Existing Demos of Architechture based on R Apache-

3. http://data.vanderbilt.edu/rapache/bbplot For baseball results – a demo of a query based web dashboard system- very good BI feel.
Whats coming next in R Apache?
You can download version 1.1.10 of rApache now. There
are only two significant changes and you don’t have to edit your
apache config or change any code (just recompile rApache and
reinstall):
1) Error reporting should be more informative. both when you
accidentally introduce errors in the Apache config, and when your code
introduces warnings and errors from web requests.
I’ve struggled with this one for awhile, not really knowing what
strategy would be best. Basically, rApache hooks into the R I/O layer
at such a low level that it’s hard to capture all warnings and errors
as they occur and introduce them to the user in a sane manner. In
prior releases, when ROutputErrors was in effect (either the apache
directive or the R function) one would typically see a bunch of grey
boxes with a red outline with a title of RApache Warning/Error!!!.

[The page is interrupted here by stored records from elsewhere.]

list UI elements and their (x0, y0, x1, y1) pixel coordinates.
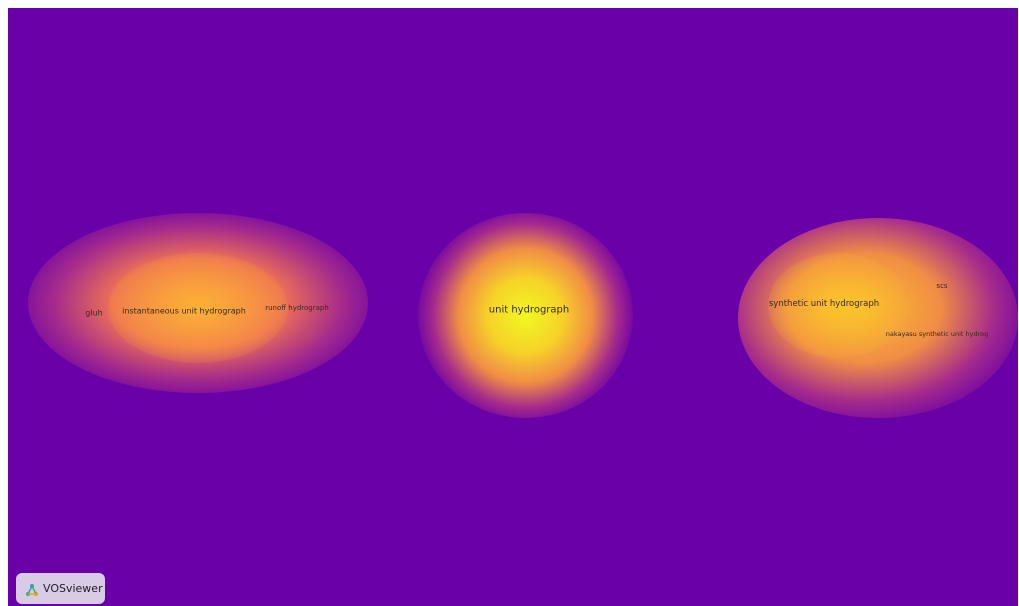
keyword-gluh[interactable]: gluh (85, 308, 103, 318)
keyword-nakayasu-synthetic-unit-hydrograph[interactable]: nakayasu synthetic unit hydrog (885, 330, 989, 338)
density-map-canvas[interactable]: gluh instantaneous unit hydrograph runof… (8, 8, 1018, 606)
vosviewer-logo-label: VOSviewer (43, 582, 103, 595)
keyword-synthetic-unit-hydrograph[interactable]: synthetic unit hydrograph (768, 299, 880, 309)
vosviewer-logo-button[interactable]: VOSviewer (16, 573, 105, 604)
keyword-instantaneous-unit-hydrograph[interactable]: instantaneous unit hydrograph (122, 306, 246, 316)
density-blob-center (418, 213, 633, 418)
density-blob-left-core (108, 253, 288, 363)
keyword-runoff-hydrograph[interactable]: runoff hydrograph (265, 304, 329, 312)
vosviewer-logo-icon (25, 582, 39, 596)
keyword-unit-hydrograph[interactable]: unit hydrograph (488, 304, 570, 316)
keyword-scs[interactable]: scs (936, 282, 948, 290)
density-blob-right-core (768, 253, 908, 358)
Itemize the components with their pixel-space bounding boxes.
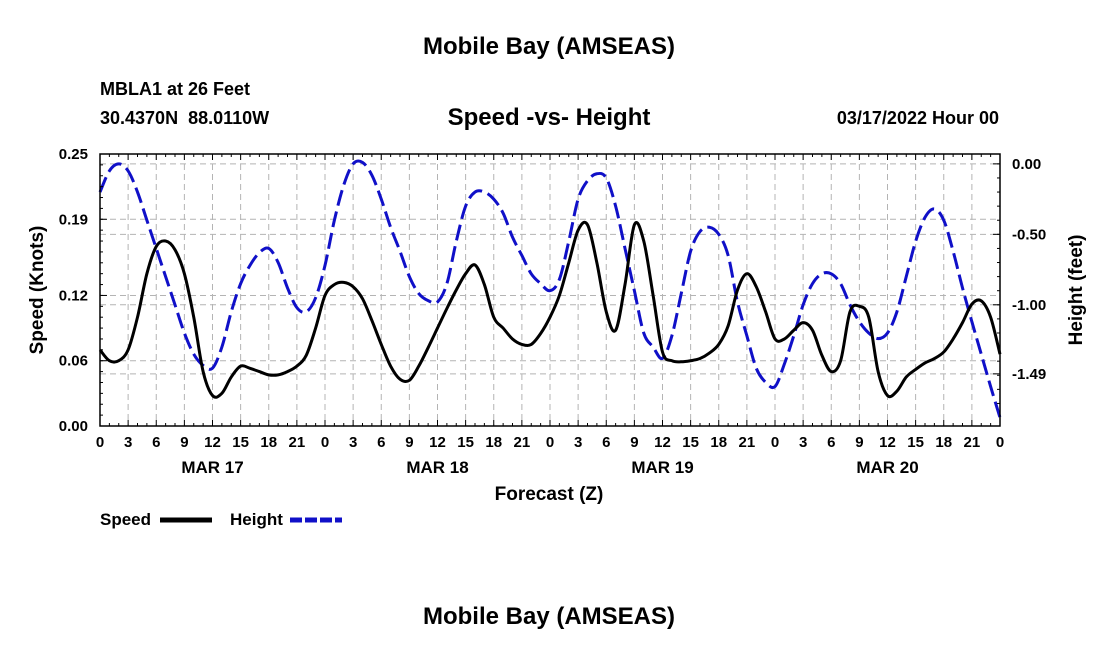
x-tick-label: 18 <box>935 434 952 451</box>
x-tick-label: 15 <box>457 434 474 451</box>
x-tick-label: 12 <box>429 434 446 451</box>
run-date: 03/17/2022 Hour 00 <box>837 108 999 128</box>
footer-title: Mobile Bay (AMSEAS) <box>423 603 675 630</box>
x-tick-label: 21 <box>289 434 306 451</box>
x-tick-label: 12 <box>654 434 671 451</box>
x-tick-label: 0 <box>321 434 329 451</box>
x-tick-label: 9 <box>180 434 188 451</box>
x-tick-label: 12 <box>879 434 896 451</box>
x-tick-label: 0 <box>546 434 554 451</box>
x-tick-label: 21 <box>514 434 531 451</box>
axes: 0 3 6 9 12 15 18 21 0 3 6 9 12 15 18 21 0 3 6 9 12 15 18 21 0 3 6 9… <box>59 146 1046 477</box>
y2-axis-label: Height (feet) <box>1066 235 1087 346</box>
y-tick-label: 0.12 <box>59 287 88 304</box>
legend: Speed Height <box>100 510 342 529</box>
series-line-speed <box>98 220 1002 399</box>
y-tick-label: 0.00 <box>59 418 88 435</box>
x-tick-label: 12 <box>204 434 221 451</box>
x-tick-label: 9 <box>405 434 413 451</box>
x-tick-label: 3 <box>124 434 132 451</box>
x-tick-label: 0 <box>771 434 779 451</box>
page-title: Mobile Bay (AMSEAS) <box>423 33 675 60</box>
date-label: MAR 17 <box>181 458 243 477</box>
y2-tick-label: 0.00 <box>1012 156 1041 173</box>
date-label: MAR 19 <box>631 458 693 477</box>
x-tick-label: 9 <box>630 434 638 451</box>
legend-height-label: Height <box>230 510 283 529</box>
legend-speed-label: Speed <box>100 510 151 529</box>
y2-tick-label: -1.49 <box>1012 366 1046 383</box>
chart-title: Speed -vs- Height <box>448 104 651 131</box>
x-tick-label: 3 <box>799 434 807 451</box>
x-tick-label: 18 <box>710 434 727 451</box>
x-tick-label: 15 <box>907 434 924 451</box>
x-tick-label: 6 <box>602 434 610 451</box>
x-tick-label: 6 <box>377 434 385 451</box>
x-tick-label: 18 <box>260 434 277 451</box>
x-tick-label: 21 <box>739 434 756 451</box>
x-axis-label: Forecast (Z) <box>495 484 604 505</box>
x-tick-label: 3 <box>349 434 357 451</box>
x-tick-label: 21 <box>964 434 981 451</box>
y2-tick-label: -1.00 <box>1012 297 1046 314</box>
x-tick-label: 15 <box>232 434 249 451</box>
x-tick-label: 6 <box>827 434 835 451</box>
date-label: MAR 20 <box>856 458 918 477</box>
x-tick-label: 18 <box>485 434 502 451</box>
y-tick-label: 0.19 <box>59 211 88 228</box>
y-tick-label: 0.06 <box>59 353 88 370</box>
x-tick-label: 0 <box>996 434 1004 451</box>
x-tick-label: 9 <box>855 434 863 451</box>
station-coords: 30.4370N 88.0110W <box>100 108 269 128</box>
x-tick-label: 15 <box>682 434 699 451</box>
y-tick-label: 0.25 <box>59 146 88 163</box>
series-line-height <box>98 159 1002 418</box>
series-group <box>98 159 1002 418</box>
x-tick-label: 3 <box>574 434 582 451</box>
date-label: MAR 18 <box>406 458 468 477</box>
x-tick-label: 6 <box>152 434 160 451</box>
station-label: MBLA1 at 26 Feet <box>100 79 250 99</box>
y-axis-label: Speed (Knots) <box>27 226 48 355</box>
x-tick-label: 0 <box>96 434 104 451</box>
y2-tick-label: -0.50 <box>1012 226 1046 243</box>
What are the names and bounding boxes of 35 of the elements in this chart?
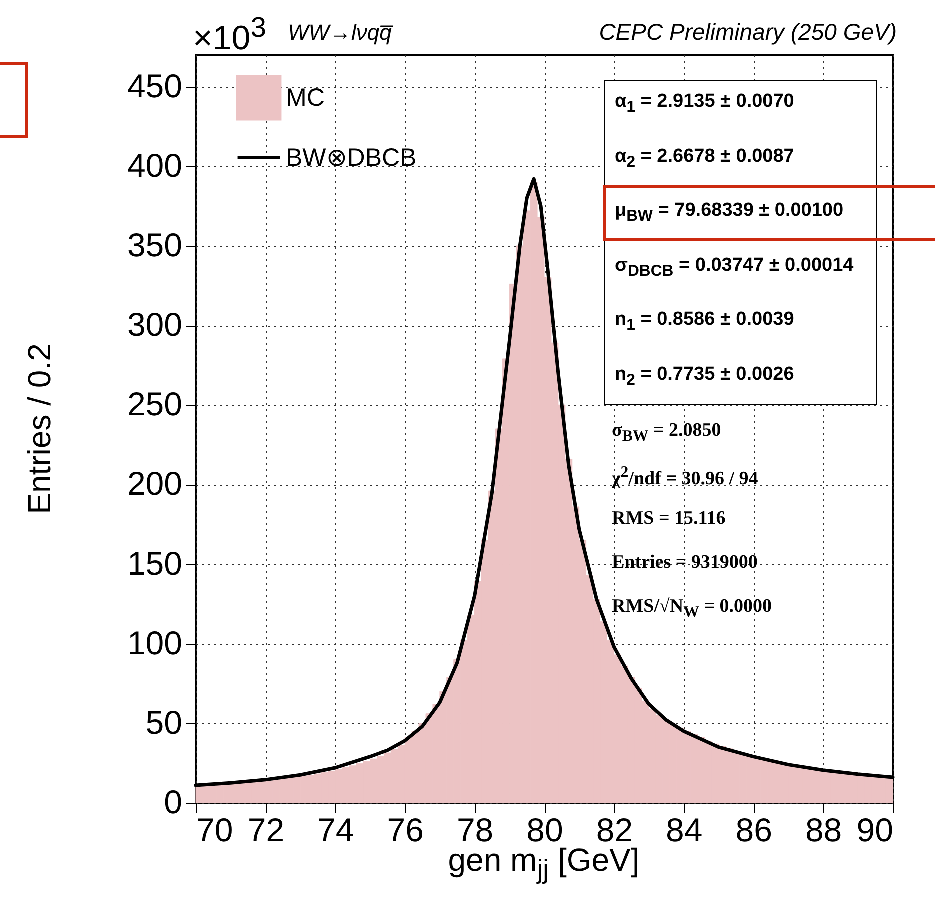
x-tick-label: 74 — [318, 812, 354, 848]
y-axis-title: Entries / 0.2 — [22, 344, 58, 514]
annotation: n$_{1}$ = 0.8586 ± 0.0039 — [615, 309, 794, 335]
y-tick-label: 350 — [127, 226, 182, 264]
annotation: α$_{1}$ = 2.9135 ± 0.0070 — [615, 91, 794, 117]
y-tick-label: 400 — [127, 146, 182, 184]
x-tick-label: 88 — [805, 812, 842, 848]
x-tick-label: 70 — [196, 812, 234, 848]
chart-title: WW→lνqq̅ — [288, 20, 392, 46]
annotation: ×10$^{3}$ — [193, 12, 266, 58]
annotation: n$_{2}$ = 0.7735 ± 0.0026 — [615, 364, 794, 390]
legend-label: BW⊗DBCB — [286, 144, 417, 172]
annotation: RMS = 15.116 — [612, 508, 726, 530]
legend-label: MC — [286, 84, 325, 112]
annotation: σ$_{BW}$ = 2.0850 — [612, 420, 722, 446]
annotation: Entries = 9319000 — [612, 552, 758, 574]
y-tick-label: 50 — [146, 704, 182, 741]
annotation: μ$_{BW}$ = 79.68339 ± 0.00100 — [615, 200, 844, 226]
y-tick-label: 200 — [127, 465, 182, 502]
annotation: α$_{2}$ = 2.6678 ± 0.0087 — [615, 146, 794, 172]
x-tick-label: 84 — [666, 812, 703, 848]
y-tick-label: 0 — [164, 784, 182, 820]
y-tick-label: 450 — [127, 67, 182, 104]
y-tick-label: 100 — [127, 624, 182, 662]
x-tick-label: 86 — [736, 812, 772, 848]
annotation: RMS/√N$_{W}$ = 0.0000 — [612, 596, 772, 622]
y-tick-label: 150 — [127, 544, 182, 582]
y-tick-label: 250 — [127, 386, 182, 423]
x-tick-label: 76 — [387, 812, 424, 848]
x-tick-label: 72 — [248, 812, 285, 848]
annotation: χ$^{2}$/ndf = 30.96 / 94 — [612, 464, 758, 490]
annotation: σ$_{DBCB}$ = 0.03747 ± 0.00014 — [615, 254, 854, 280]
chart-subtitle: CEPC Preliminary (250 GeV) — [599, 19, 897, 46]
y-tick-label: 300 — [127, 306, 182, 344]
x-tick-label: 90 — [856, 812, 894, 848]
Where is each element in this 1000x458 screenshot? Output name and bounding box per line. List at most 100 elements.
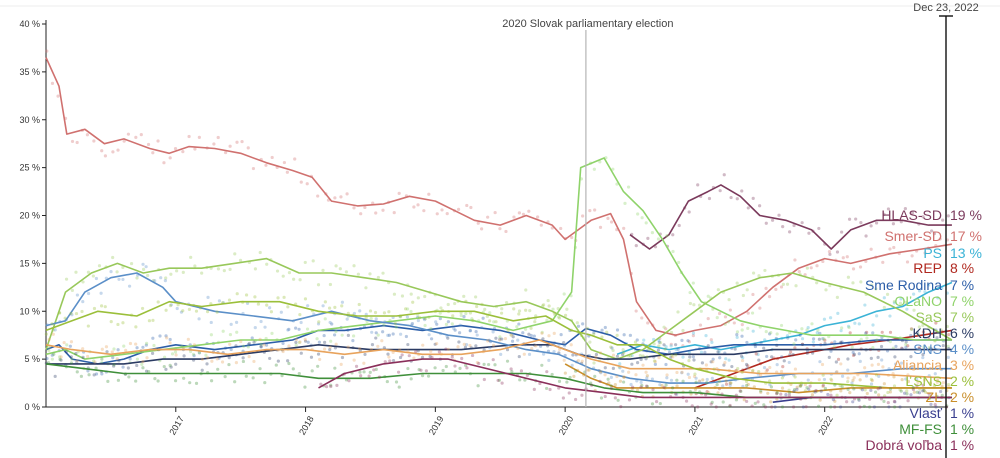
- poll-dot: [704, 334, 707, 337]
- poll-dot: [86, 355, 89, 358]
- poll-dot: [252, 167, 255, 170]
- poll-dot: [724, 357, 727, 360]
- legend-name: SaS: [916, 309, 942, 325]
- poll-dot: [736, 367, 739, 370]
- poll-dot: [110, 320, 113, 323]
- poll-dot: [877, 393, 880, 396]
- poll-dot: [892, 246, 895, 249]
- poll-dot: [651, 231, 654, 234]
- poll-dot: [698, 379, 701, 382]
- poll-dot: [853, 322, 856, 325]
- poll-dot: [353, 359, 356, 362]
- poll-dot: [600, 329, 603, 332]
- legend-item: Smer-SD 17 %: [884, 228, 981, 244]
- legend-value: 4 %: [950, 341, 974, 357]
- poll-dot: [494, 320, 497, 323]
- poll-dot: [206, 310, 209, 313]
- poll-dot: [629, 334, 632, 337]
- poll-dot: [776, 332, 779, 335]
- poll-dot: [381, 209, 384, 212]
- poll-dot: [358, 371, 361, 374]
- poll-dot: [145, 356, 148, 359]
- poll-dot: [670, 344, 673, 347]
- poll-dot: [54, 328, 57, 331]
- poll-dot: [260, 345, 263, 348]
- poll-dot: [130, 262, 133, 265]
- poll-dot: [141, 346, 144, 349]
- poll-dot: [736, 281, 739, 284]
- poll-dot: [641, 354, 644, 357]
- poll-dot: [628, 398, 631, 401]
- legend-value: 3 %: [950, 357, 974, 373]
- poll-dot: [76, 141, 79, 144]
- poll-dot: [52, 333, 55, 336]
- poll-dot: [735, 394, 738, 397]
- poll-dot: [858, 352, 861, 355]
- poll-dot: [141, 263, 144, 266]
- poll-dot: [247, 345, 250, 348]
- poll-dot: [242, 345, 245, 348]
- poll-dot: [558, 316, 561, 319]
- poll-dot: [235, 361, 238, 364]
- poll-dot: [235, 321, 238, 324]
- poll-dot: [318, 341, 321, 344]
- poll-dot: [345, 192, 348, 195]
- poll-dot: [460, 314, 463, 317]
- poll-dot: [233, 252, 236, 255]
- poll-dot: [527, 333, 530, 336]
- poll-dot: [676, 310, 679, 313]
- poll-dot: [329, 340, 332, 343]
- poll-dot: [865, 336, 868, 339]
- poll-dot: [425, 369, 428, 372]
- poll-dot: [136, 358, 139, 361]
- poll-dot: [486, 339, 489, 342]
- poll-dot: [333, 333, 336, 336]
- poll-dot: [616, 328, 619, 331]
- poll-dot: [706, 378, 709, 381]
- poll-dot: [727, 320, 730, 323]
- poll-dot: [58, 311, 61, 314]
- poll-dot: [75, 312, 78, 315]
- poll-dot: [846, 380, 849, 383]
- legend-value: 1 %: [950, 405, 974, 421]
- poll-dot: [883, 296, 886, 299]
- x-tick-label: 2018: [297, 414, 316, 436]
- poll-dot: [340, 304, 343, 307]
- poll-dot: [871, 379, 874, 382]
- poll-dot: [201, 358, 204, 361]
- poll-dot: [612, 367, 615, 370]
- poll-dot: [598, 380, 601, 383]
- poll-dot: [710, 341, 713, 344]
- poll-dot: [780, 355, 783, 358]
- poll-dot: [124, 349, 127, 352]
- poll-dot: [687, 359, 690, 362]
- poll-dot: [564, 314, 567, 317]
- poll-dot: [304, 297, 307, 300]
- poll-dot: [765, 355, 768, 358]
- poll-dot: [806, 266, 809, 269]
- poll-dot: [228, 299, 231, 302]
- poll-dot: [680, 339, 683, 342]
- poll-dot: [76, 370, 79, 373]
- legend-item: OĽaNO 7 %: [895, 293, 975, 309]
- poll-dot: [81, 300, 84, 303]
- poll-dot: [750, 404, 753, 407]
- poll-dot: [511, 340, 514, 343]
- poll-dot: [316, 194, 319, 197]
- poll-dot: [303, 386, 306, 389]
- poll-dot: [381, 330, 384, 333]
- poll-dot: [866, 392, 869, 395]
- poll-dot: [898, 405, 901, 408]
- poll-dot: [764, 405, 767, 408]
- poll-dot: [685, 400, 688, 403]
- poll-dot: [558, 380, 561, 383]
- poll-dot: [286, 359, 289, 362]
- poll-dot: [870, 357, 873, 360]
- poll-dot: [675, 371, 678, 374]
- poll-dot: [741, 328, 744, 331]
- poll-dot: [95, 277, 98, 280]
- poll-dot: [317, 353, 320, 356]
- poll-dot: [140, 363, 143, 366]
- poll-dot: [533, 334, 536, 337]
- poll-dot: [576, 321, 579, 324]
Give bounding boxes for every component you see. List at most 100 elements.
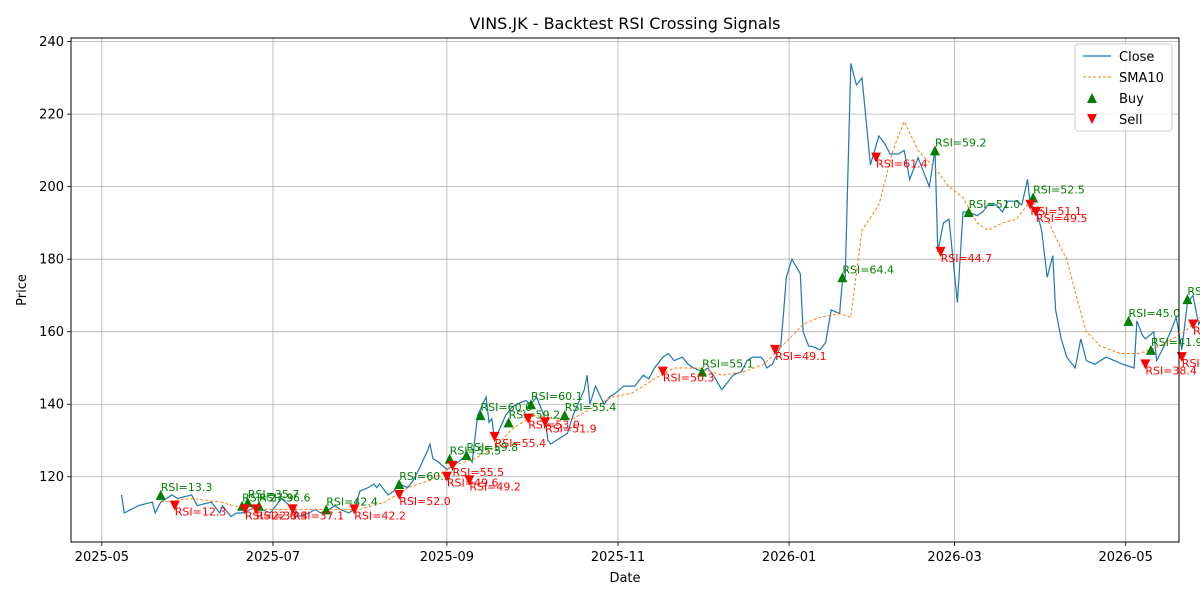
y-tick-label: 180 [39,253,64,268]
grid-lines [71,38,1179,542]
buy-annotation: RSI=42.4 [326,495,378,508]
buy-annotation: RSI=27.9 [242,492,294,505]
y-tick-label: 160 [39,325,64,340]
x-axis-ticks: 2025-05 2025-07 2025-09 2025-11 2026-01 2026-… [75,542,1153,565]
sell-annotation: RSI=55.5 [452,466,504,479]
sell-marker [871,152,882,163]
sell-annotation: RSI=49.6 [447,477,499,490]
x-axis-title: Date [609,571,640,586]
buy-marker [929,145,940,156]
buy-marker [526,399,537,410]
buy-marker [475,410,486,421]
x-tick-label: 2025-05 [75,550,129,565]
sell-marker [394,489,405,500]
sell-marker [1025,199,1036,210]
sell-marker [657,366,668,377]
buy-marker [1123,315,1134,326]
buy-marker [461,449,472,460]
sell-marker [1140,359,1151,370]
sell-annotation: RSI=49.5 [1036,212,1088,225]
sell-marker [447,460,458,471]
buy-annotation: RSI=51.0 [969,198,1021,211]
sell-annotation: RSI=22.6 [245,509,297,522]
buy-marker [963,207,974,218]
x-tick-label: 2026-03 [927,550,981,565]
y-tick-label: 140 [39,398,64,413]
y-tick-label: 120 [39,470,64,485]
sell-annotation: RSI=33.4 [256,509,308,522]
buy-annotation: RSI=36.6 [259,492,311,505]
sell-marker [770,344,781,355]
sma10-line [160,120,1200,510]
x-tick-label: 2025-11 [591,550,645,565]
legend-buy-marker [1087,93,1097,103]
buy-annotation: RSI=41.9 [1151,336,1200,349]
sell-marker [287,504,298,515]
sell-annotation: RSI=42.2 [354,509,406,522]
sell-annotation: RSI=49.1 [775,350,827,363]
sell-annotation: RSI=37.1 [293,509,345,522]
buy-annotation: RSI=64.4 [842,263,894,276]
buy-marker [155,489,166,500]
chart-title: VINS.JK - Backtest RSI Crossing Signals [470,14,781,33]
buy-marker [503,417,514,428]
sell-annotation: RSI=38.4 [1145,364,1197,377]
sell-annotation: RSI=12.3 [175,506,227,519]
legend-box [1074,43,1173,132]
legend: Close SMA10 Buy Sell [1074,43,1173,132]
plot-frame [70,37,1180,543]
buy-annotation: RSI=53.7 [1187,285,1200,298]
sell-marker [1188,319,1199,330]
legend-sell-marker [1087,114,1097,124]
y-tick-label: 200 [39,180,64,195]
sell-marker [441,471,452,482]
buy-marker [1145,344,1156,355]
sell-marker [251,504,262,515]
sell-annotation: RSI=51.1 [1030,205,1082,218]
buy-annotation: RSI=55.5 [450,445,502,458]
buy-annotation: RSI=52.5 [1033,184,1085,197]
sell-annotation: RSI=61.4 [876,158,928,171]
buy-annotation: RSI=55.1 [702,358,754,371]
y-tick-label: 220 [39,108,64,123]
buy-marker [837,272,848,283]
sell-annotation: RSI=55.4 [495,437,547,450]
buy-annotation: RSI=60.1 [531,390,583,403]
buy-marker [559,410,570,421]
legend-buy-label: Buy [1119,92,1144,107]
sell-marker [1030,207,1041,218]
x-tick-label: 2026-05 [1099,550,1153,565]
buy-annotation: RSI=60.5 [399,470,451,483]
y-tick-label: 240 [39,35,64,50]
sell-marker [239,504,250,515]
buy-marker [1182,294,1193,305]
y-axis-ticks: 120 140 160 180 200 220 240 [39,35,71,485]
sell-marker [523,413,534,424]
sell-annotation: RSI=51.9 [545,422,597,435]
x-tick-label: 2025-09 [420,550,474,565]
sell-marker [935,246,946,257]
sell-marker [349,504,360,515]
buy-annotation: RSI=59.8 [467,441,519,454]
buy-annotation: RSI=60.0 [481,401,533,414]
x-tick-label: 2025-07 [246,550,300,565]
buy-annotation: RSI=13.3 [161,481,213,494]
sell-marker [489,431,500,442]
sell-annotation: RSI=50.3 [663,372,715,385]
sell-marker [169,500,180,511]
sell-annotation: RSI=53.0 [528,419,580,432]
legend-close-label: Close [1119,50,1154,65]
buy-marker [697,366,708,377]
y-axis-title: Price [15,274,30,306]
buy-annotation: RSI=45.0 [1129,307,1181,320]
legend-sma-label: SMA10 [1119,71,1164,86]
buy-annotation: RSI=35.7 [248,488,300,501]
sell-annotation: RSI=52.0 [399,495,451,508]
sell-marker [464,475,475,486]
buy-annotation: RSI=59.2 [935,136,987,149]
sell-annotation: RSI=49.2 [469,480,521,493]
sell-annotation: RSI=45.3 [1193,324,1200,337]
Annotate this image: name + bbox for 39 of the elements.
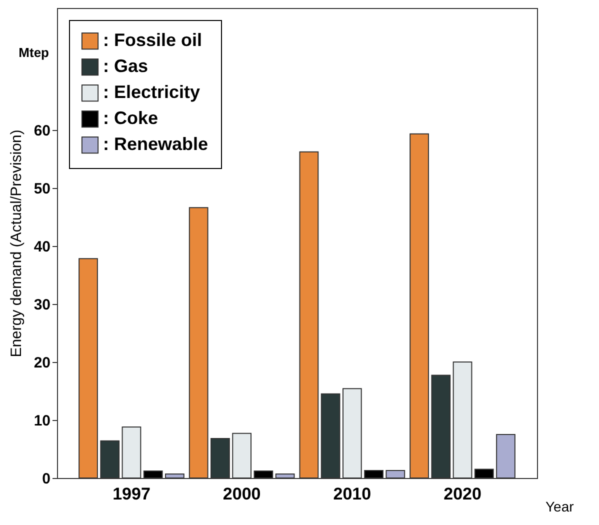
bar [320, 393, 340, 478]
legend-label: : Gas [103, 56, 148, 76]
x-tick-label: 2010 [333, 484, 372, 504]
bar [254, 470, 274, 478]
bar [165, 473, 184, 478]
bar [232, 432, 252, 478]
bar [100, 440, 120, 478]
bar [275, 473, 295, 478]
bar [386, 470, 406, 478]
legend-label: : Renewable [103, 134, 208, 154]
y-tick-label: 40 [34, 238, 50, 256]
bar [474, 468, 494, 478]
bar [410, 133, 429, 478]
y-tick-label: 20 [34, 354, 50, 372]
x-axis-title: Year [546, 498, 574, 514]
legend-label: : Electricity [103, 82, 200, 102]
x-tick-label: 2000 [222, 484, 261, 504]
bar [122, 426, 142, 478]
bar [299, 151, 319, 478]
text: Mtep [18, 45, 50, 60]
y-tick-label: 50 [34, 180, 50, 198]
legend-label: : Fossile oil [103, 30, 202, 50]
x-tick-label: 2020 [444, 484, 482, 504]
bar [342, 388, 362, 478]
bar [143, 470, 163, 478]
bar [496, 434, 516, 478]
x-tick-label: 1997 [112, 484, 150, 504]
bar [188, 207, 208, 478]
bar [452, 361, 472, 478]
y-tick-label: 10 [34, 412, 50, 430]
bar [78, 258, 98, 478]
legend-label: : Coke [103, 108, 158, 128]
y-tick-label: 60 [34, 122, 50, 140]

Unfortunately those grey boxes could contain empty lines, one line of
error, or a few that relate to the lines in previously displayed
boxes. Really a big uninformative mess.
The new approach is to print just one warning box with the title
“”Oops!!! <b>rApache</b> has something to tell you. View source and
read the HTML comments at the end.” and then as the title implies you
can read the HTML comment located at the end of the file… after the
closing html. That way, you’re actually reading how R would present
the warnings and errors to you as if you executed the code at the R
command prompt. And if you don’t use ROutputErrors, the warning/error
messages are printed in the Apache log file, just as they were before,
but nicer 😉
2) Code dispatching has changed so please let me know if I’ve
introduced any strange behavior.
This was necessary to enhance error reporting. Prior to this release,
rApache would use R’s C API exclusively to build up the call to your
code that is then passed to R’s evaluation engine. The advantage to
this approach is that it’s much more efficient as there is no parsing
involved, however all information about parse errors, files which
produced errors, etc. were lost. The new approach uses R’s built-in
parse function to build up the call and then passes it of to R. A
slight overhead, but it should be negligible. So, if you feel that
this approach is too slow OR I’ve introduced bugs or strange behavior,
please let me know.
FUTURE PLANS
I’m gaining more experience building Debian/Ubuntu packages each day,
so hopefully by some time in 2011 you can rely on binary releases for
these distributions and not install rApache from source! Fingers
crossed!
Development on the rApache 1.1 branch will be winding down (save bug
fix releases) as I transition to the 1.2 branch. This will involve
taking out a small chunk of code that defines the rApache development
environment (all the CGI variables and the functions such as
setHeader, setCookie, etc) and placing it in its own R package…
unnamed as of yet. This is to facilitate my development of the ralite
R package, a small single user cross-platform web server.
The goal for ralite is to speed up development of R web applications,
take out a bit of friction in the development process by not having to
run the full rApache server. Plus it would allow users to develop in
the rApache enronment while on windows and later deploy on more
capable server environments. The secondary goal for ralite is it’s use
in other web server environments (nginx and IIS come to mind) as a
persistent per-client process.
And finally, wiki.rapache.net will be the new www.rapache.net once I
translate the manual over… any day now.
From –http://biostat.mc.vanderbilt.edu/wiki/Main/JeffreyHorner
Not convinced ?- try the demos above.